Boris grabbed the bag (he found it hard to act like a gentleman in the presence of honey) and swallowed it whole. ‘Mmm, delicious,’ he said.
‘How do you know?’ asked Nanny Piggins. ‘You didn’t even take the sandwich out of the plastic bag!’
‘My stomach knows,’ said Boris, ‘and it is grateful I didn’t waste any time with unwrapping.’
‘Now we’d better rescue the others,’ said Nanny Piggins.
‘Don’t waste time!’ urged the producer from down in the lift shaft. ‘Go and join in the debate!’
Nanny Piggins peered down into the darkness.
‘That is the difference between you, a TV producer, and me, a normal, morally balanced pig,’ said Nanny Piggins. ‘You think it is more important that I go and contribute to some mundane television program that everyone will forget as soon as it is over. Whereas I think it is more important to rescue three children, and you, from being trapped inside a lift shaft.’
‘You can rescue us later,’ cried the TV producer.
‘It’s sad really,’ said Nanny Piggins conversationally to her brother. ‘Everyone in television has Stockholm Syndrome regarding their job. What sort of mayoral candidate would leave a seven-year-old, a nine-year-old, an eleven-year-old and a very silly grown woman stuck in a lift shaft just so they could appear on television.’
‘A winning one,’ argued the producer.
‘Derrick, give that woman a chocolate bar,’ called Nanny Piggins. ‘She’s talking absolute rubbish and I’m sick of listening to it.’
/> ‘How are we going to get them up?’ asked Boris.
‘I was thinking we could put a whole heap of explosives at the bottom of the lift shaft and blow the lift right out of the building,’ suggested Nanny Piggins.
‘Do we have any explosives in the car?’ asked Boris.
‘No,’ conceded Nanny Piggins. ‘I took them all out so we could get more cake in the boot.’
‘How about I just pull the lift up, hand over hand, using the lift cable?’ suggested Boris.
‘Do you think you could?’ asked Nanny Piggins.
‘Oh yes,’ said Boris, ‘if I did it quickly, while the honey sandwich in my stomach is still giving me lots of energy.’
And so that is what they did. Boris pulled up the lift until Nanny Piggins could reach down through their improvised service hatch and pull the children out one at a time. Nanny Piggins even pulled the producer out, although she did seriously consider leaving her there in the dark, stuck in a lonely lift shaft – to give her the opportunity to rethink her sordid profession.
‘Where’s this debate then?’ asked Nanny Piggins.
‘Through the big double doors,’ said the producer.
‘Let’s get stuck into some political discourse,’ said Nanny Piggins with a menacing gleam in her eye.
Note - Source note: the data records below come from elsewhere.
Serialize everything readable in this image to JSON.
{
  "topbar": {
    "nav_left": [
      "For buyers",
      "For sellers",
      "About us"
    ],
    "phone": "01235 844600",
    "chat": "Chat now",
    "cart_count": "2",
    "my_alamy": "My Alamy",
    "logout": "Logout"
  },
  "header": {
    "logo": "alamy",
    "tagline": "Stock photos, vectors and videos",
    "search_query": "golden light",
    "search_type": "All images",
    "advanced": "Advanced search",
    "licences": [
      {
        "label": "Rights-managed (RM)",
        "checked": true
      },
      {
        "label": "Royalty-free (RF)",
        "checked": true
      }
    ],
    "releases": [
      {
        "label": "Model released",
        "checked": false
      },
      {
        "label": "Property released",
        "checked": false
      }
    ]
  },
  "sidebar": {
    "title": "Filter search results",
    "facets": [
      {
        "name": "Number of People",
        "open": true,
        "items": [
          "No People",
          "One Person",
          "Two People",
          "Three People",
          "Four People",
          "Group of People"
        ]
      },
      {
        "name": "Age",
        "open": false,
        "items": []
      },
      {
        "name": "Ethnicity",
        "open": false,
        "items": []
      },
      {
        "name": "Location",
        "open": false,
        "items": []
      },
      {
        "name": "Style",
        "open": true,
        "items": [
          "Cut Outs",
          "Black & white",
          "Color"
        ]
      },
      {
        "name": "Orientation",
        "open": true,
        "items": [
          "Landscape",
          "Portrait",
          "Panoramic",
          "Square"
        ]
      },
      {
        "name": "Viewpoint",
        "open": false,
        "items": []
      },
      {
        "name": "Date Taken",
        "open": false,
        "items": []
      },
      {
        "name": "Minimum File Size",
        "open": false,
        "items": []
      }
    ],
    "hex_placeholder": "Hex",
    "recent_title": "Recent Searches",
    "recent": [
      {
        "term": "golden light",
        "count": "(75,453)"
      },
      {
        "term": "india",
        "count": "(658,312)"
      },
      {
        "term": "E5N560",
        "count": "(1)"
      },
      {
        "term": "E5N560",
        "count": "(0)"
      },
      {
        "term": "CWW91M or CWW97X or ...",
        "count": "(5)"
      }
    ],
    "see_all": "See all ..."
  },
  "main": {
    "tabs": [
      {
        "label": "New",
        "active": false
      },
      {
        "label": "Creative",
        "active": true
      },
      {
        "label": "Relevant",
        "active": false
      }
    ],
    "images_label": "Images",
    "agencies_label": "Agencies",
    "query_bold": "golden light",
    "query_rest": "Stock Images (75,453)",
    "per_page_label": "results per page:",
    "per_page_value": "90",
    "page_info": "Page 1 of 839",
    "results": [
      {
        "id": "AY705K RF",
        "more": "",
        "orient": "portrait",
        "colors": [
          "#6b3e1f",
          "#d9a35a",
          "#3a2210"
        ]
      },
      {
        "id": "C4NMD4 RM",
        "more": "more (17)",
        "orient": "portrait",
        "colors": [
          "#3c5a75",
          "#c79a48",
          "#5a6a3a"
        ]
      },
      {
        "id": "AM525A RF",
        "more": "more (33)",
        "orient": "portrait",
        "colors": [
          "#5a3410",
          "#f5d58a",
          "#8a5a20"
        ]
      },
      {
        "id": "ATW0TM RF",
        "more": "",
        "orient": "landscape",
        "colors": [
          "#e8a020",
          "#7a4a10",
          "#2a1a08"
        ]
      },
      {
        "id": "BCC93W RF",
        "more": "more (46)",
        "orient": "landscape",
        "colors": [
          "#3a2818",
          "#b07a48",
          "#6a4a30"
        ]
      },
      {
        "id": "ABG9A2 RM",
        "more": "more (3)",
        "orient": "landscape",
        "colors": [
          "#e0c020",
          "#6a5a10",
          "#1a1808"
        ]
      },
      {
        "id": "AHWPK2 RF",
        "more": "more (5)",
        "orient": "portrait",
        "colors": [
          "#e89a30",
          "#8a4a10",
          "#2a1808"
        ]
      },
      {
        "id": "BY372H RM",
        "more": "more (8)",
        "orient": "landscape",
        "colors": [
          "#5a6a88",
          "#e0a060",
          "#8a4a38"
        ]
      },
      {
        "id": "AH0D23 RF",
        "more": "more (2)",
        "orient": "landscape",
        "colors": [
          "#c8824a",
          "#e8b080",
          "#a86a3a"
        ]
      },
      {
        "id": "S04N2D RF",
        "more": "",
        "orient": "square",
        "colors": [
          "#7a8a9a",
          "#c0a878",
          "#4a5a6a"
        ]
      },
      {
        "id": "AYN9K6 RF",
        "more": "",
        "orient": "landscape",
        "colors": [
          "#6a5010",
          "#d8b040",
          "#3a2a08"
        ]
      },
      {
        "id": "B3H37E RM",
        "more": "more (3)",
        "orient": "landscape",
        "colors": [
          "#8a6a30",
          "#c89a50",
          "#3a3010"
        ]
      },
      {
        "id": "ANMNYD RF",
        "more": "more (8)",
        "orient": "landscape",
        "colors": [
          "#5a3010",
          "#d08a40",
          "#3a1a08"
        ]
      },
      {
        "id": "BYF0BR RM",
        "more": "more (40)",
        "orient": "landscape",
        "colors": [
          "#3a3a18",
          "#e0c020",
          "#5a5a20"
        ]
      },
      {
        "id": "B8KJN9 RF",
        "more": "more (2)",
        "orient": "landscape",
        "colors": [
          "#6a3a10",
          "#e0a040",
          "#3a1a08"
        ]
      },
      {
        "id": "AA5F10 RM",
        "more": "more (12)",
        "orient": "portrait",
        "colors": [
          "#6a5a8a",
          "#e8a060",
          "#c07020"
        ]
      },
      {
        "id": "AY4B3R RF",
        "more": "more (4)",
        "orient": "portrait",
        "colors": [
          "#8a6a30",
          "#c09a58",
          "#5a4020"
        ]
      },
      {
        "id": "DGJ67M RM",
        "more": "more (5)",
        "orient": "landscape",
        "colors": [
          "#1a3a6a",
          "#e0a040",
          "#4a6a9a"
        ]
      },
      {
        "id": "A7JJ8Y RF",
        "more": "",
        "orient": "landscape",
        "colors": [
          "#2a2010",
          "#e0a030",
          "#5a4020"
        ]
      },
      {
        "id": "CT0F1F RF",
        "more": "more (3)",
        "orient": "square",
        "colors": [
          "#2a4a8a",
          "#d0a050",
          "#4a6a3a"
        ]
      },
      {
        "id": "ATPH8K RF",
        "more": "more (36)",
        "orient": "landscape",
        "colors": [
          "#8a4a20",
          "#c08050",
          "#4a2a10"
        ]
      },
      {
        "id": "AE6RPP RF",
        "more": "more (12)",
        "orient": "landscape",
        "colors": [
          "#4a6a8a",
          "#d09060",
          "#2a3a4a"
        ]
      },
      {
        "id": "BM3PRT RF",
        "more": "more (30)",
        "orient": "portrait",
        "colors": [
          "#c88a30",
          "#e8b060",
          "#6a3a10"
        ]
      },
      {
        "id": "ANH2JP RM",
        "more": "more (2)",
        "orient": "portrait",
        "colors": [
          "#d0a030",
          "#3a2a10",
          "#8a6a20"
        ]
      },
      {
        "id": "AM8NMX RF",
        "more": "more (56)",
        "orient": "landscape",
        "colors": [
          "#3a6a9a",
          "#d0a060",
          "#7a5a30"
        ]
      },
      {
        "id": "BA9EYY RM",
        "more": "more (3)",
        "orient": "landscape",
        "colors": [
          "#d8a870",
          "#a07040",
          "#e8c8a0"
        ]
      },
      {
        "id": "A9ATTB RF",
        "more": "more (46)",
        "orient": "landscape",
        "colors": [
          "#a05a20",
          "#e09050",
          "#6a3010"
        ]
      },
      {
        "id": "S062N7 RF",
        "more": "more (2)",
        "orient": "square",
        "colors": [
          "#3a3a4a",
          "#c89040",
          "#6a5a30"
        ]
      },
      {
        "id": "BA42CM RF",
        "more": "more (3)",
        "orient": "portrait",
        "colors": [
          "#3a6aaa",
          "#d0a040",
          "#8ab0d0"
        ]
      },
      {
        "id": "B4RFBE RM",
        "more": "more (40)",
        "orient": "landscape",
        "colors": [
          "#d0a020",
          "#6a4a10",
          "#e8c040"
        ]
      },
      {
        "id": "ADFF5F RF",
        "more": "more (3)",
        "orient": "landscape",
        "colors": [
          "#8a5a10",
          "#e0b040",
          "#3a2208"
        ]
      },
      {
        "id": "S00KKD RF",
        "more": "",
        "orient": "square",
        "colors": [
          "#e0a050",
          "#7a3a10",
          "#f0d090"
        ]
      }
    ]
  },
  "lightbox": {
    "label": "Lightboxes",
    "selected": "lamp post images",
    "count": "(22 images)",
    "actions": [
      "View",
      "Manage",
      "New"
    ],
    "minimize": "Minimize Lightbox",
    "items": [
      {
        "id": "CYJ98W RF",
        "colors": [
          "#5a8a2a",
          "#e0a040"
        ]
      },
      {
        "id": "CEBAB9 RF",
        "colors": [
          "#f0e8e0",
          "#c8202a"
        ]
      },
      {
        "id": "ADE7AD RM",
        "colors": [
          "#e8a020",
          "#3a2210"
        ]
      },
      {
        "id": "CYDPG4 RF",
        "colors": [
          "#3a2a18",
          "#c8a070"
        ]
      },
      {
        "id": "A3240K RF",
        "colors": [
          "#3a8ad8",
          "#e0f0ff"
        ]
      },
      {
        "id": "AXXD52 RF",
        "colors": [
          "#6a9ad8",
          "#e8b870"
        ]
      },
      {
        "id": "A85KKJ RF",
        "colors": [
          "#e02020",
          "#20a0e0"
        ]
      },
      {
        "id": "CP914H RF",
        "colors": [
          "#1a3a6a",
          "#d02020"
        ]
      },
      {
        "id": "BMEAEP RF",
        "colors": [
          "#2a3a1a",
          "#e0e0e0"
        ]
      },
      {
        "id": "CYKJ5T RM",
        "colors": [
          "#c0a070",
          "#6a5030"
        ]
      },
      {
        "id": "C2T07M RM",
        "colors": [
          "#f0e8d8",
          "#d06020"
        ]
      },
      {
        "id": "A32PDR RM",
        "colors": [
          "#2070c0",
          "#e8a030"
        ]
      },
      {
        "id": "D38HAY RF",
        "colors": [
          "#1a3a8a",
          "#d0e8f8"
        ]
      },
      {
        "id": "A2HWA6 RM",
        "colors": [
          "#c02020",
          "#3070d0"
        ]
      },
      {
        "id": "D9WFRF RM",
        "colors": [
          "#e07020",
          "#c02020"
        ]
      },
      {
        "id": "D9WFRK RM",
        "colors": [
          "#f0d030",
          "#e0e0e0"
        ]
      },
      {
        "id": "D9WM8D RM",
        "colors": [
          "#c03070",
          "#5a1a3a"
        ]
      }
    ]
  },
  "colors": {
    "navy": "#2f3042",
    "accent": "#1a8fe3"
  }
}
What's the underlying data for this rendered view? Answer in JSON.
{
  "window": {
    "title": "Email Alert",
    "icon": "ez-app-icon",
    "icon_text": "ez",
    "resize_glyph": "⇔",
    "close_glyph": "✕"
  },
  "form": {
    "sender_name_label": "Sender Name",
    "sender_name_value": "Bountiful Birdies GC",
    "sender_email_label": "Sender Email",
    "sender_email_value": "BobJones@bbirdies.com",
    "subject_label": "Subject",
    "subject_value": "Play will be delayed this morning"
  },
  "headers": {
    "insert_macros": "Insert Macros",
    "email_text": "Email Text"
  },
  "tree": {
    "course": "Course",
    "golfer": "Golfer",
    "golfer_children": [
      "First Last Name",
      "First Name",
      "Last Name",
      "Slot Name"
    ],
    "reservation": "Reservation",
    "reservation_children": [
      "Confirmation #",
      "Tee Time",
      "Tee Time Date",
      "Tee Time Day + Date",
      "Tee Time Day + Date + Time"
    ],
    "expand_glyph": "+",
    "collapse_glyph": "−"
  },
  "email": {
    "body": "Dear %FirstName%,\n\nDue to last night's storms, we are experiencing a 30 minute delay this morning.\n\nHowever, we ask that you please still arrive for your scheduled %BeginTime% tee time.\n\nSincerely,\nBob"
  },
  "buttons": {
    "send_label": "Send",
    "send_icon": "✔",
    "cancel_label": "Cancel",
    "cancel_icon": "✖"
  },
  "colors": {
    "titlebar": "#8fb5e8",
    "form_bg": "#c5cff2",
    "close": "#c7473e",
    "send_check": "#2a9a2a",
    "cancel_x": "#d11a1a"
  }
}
She strode forward and kicked open the double doors, which wasn’t the most sensible thing to do because they were swinging doors, so they immediately swung back at her. Fortunately Nanny Piggins was a gifted athlete so she deftly stepped forward, allowing the doors to swing back and hit the producer on the nose.
‘Right,’ said Nanny Piggins, pointing her trotter at Mr Green and Mayor Bloomsbridge. ‘Which one of you naughty men is responsible for me being trapped in the lift?’
The audience was riveted. Several of them had fallen asleep during the long, boring and pompous monologues each candidate had already indulged in, and the ones who had not fallen asleep desperately wished they could, or fall unconscious, or astral-project their minds to a parallel universe. So they were delighted to see a grease-smeared pig in a hot-pink wrestling leotard burst into the studio and start yelling.